When Amani sings, even the birds stop and listen. Well…except for that little sparrow on the window. He just whistles along.
When Amani plays the drums, everyone in Doll Cottage just wants to dance to the sound from the Isikuti drums. He plays them so well. Slow, then fast then slow again.
Some people are good at sports, others at math or drawing or cooking.
Amani’s gift is music. He just loves to play different African instruments. Isikuti drums, Chivoti flute, Kayamba, Lalet, you name it.
Next week is the Doll Village music festival and Amani has been practicing really hard. Yesterday, he went to sleep past his usual bedtime.
It’s a sunny Saturday morning in Doll Village, but things aren’t looking so bright in Doll Cottage. Amani is really grouchy. He yelled at Jameela, because she asked him how his practice was going.
Even the sparrow is silent today, just peeping through the window without a song, ready to fly away if things get too tense in the cottage. He came for a song, after all, but there’s no music in the cottage right now.
Amani is practicing a new instrument for the festival. He will be playing the Nyatiti. He likes it and wants to play it so well that everyone will stand and clap. He really wants to win, but he’s having a hard time.
“I’ve tried my best,” Amani says, “but it’s just no good. I can’t get the song right.
He kicks his Nyatiti, stabs his toe and hops angrily.
Wise Yarn steps in with a proverb from the Luo community, “Kinda ne omiyo opuk oyombo apuoyo,” he tells Amani, who is staring angrily at his Nyatiti.
This means that “Perseverance made the tortoise outrun the hare.”
One step at a time, that’s how the tortoise did it. The hare was really confident, Wise Yarn explains, but the tortoise was really determined.

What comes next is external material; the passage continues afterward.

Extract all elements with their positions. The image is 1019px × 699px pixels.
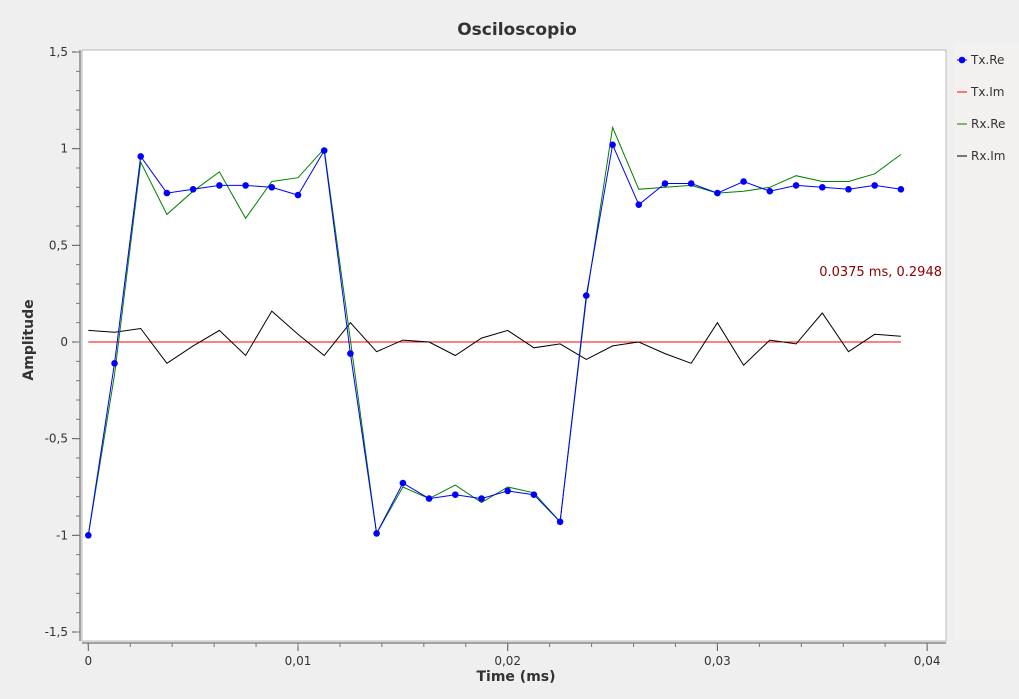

Amani picks up his Nyatiti with a sheepish look on his face and apologises to Jameela for yelling at her. “It’s okay, Amani,” Jameela tells him. “Don’t give up.”
“I won’t,” he promises. I will continue practicing Nyatiti in the afternoon. He picks up his Chivoti and plays a tune. The sparrow joins in, whistling at the window.
Did you know…
The Nyatiti is an 8 stringed instrument played by the Luo people from the Western part of Kenya. The Nyatiti player sings and plays the instrument at the same time.
There are lots of interesting and unique instruments around Africa. The Kora, an instrument from West Africa, has 21 strings and is usually played to accompany poetry.
The Mbira from Zimbabwe looks like a mini piano and is made of up to 28 metal keys.
It’s actually also known as the ‘thumb piano’.
Do you know of any other interesting musical instruments from Africa? Can you find out the names of two instruments from different countries? Maybe you could also listen to or even dance to them if you can.